Absolute positioning usually don't work well if you want to resize your windows. It is meant to be fixed. The widgets will stay at the same position relatively to the top left corner of the window. If the windows becomes smaller, some widgets will be hidden, and if the windows becomes larger, the new space won't be used.
Layouts are meant to be flexible. You can arrange your widgets on vertical or horizontal lines (QHBoxLayout and QVBoxLayout) or on a grid (QGridLayout).

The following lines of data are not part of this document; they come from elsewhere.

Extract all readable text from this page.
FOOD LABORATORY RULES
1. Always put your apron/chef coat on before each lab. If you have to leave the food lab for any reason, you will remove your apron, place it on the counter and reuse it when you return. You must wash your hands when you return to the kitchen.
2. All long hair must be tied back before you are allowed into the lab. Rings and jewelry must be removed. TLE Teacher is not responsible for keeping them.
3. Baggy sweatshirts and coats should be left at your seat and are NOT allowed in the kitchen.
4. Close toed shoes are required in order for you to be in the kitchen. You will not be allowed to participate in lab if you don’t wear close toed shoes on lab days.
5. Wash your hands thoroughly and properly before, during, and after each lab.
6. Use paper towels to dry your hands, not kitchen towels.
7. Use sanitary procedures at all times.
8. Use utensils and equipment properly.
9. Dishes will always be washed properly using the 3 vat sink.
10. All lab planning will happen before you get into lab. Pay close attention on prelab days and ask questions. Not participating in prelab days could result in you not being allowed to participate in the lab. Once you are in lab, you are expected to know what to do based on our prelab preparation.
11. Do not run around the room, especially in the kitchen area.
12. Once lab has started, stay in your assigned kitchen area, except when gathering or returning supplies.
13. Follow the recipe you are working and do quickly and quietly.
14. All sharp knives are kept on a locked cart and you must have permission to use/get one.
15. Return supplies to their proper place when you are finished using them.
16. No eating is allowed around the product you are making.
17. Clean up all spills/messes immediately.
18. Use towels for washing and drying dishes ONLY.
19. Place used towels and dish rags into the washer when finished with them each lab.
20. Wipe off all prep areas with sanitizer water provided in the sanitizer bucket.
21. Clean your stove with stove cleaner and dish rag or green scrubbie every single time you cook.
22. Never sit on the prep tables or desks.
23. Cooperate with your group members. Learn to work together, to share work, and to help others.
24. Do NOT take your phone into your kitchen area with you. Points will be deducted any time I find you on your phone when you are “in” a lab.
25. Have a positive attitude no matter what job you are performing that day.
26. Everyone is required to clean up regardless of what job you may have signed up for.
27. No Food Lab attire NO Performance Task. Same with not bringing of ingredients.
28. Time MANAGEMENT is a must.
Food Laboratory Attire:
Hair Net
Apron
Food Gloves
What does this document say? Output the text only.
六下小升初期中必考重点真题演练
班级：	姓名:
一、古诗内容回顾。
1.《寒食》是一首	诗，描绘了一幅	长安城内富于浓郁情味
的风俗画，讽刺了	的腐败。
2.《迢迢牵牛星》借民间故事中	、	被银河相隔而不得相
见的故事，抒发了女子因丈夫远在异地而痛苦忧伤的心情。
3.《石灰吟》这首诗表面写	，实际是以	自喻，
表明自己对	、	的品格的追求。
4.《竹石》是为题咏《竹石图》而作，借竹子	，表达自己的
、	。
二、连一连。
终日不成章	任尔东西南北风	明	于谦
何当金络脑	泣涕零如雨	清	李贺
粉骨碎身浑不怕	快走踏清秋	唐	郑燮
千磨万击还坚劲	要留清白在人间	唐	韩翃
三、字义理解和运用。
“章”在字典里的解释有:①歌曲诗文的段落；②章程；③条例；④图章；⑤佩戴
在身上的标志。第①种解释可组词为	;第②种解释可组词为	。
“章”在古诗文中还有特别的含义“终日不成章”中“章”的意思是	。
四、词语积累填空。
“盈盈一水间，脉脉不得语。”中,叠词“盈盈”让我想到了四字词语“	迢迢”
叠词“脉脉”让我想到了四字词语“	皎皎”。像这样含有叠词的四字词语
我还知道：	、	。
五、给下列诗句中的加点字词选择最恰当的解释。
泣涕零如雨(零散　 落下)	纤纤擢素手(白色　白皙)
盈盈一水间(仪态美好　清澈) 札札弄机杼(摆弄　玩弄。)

Layouts will filled all the space available: they work on any window size.
I'd suggest you re-start from scratch by following a tutorial (a good one is ZetCode Layout management in PyQt4). Try to start simple and progressively add more elements in your layout. Test at every steps to resize the window to see if it works as intended.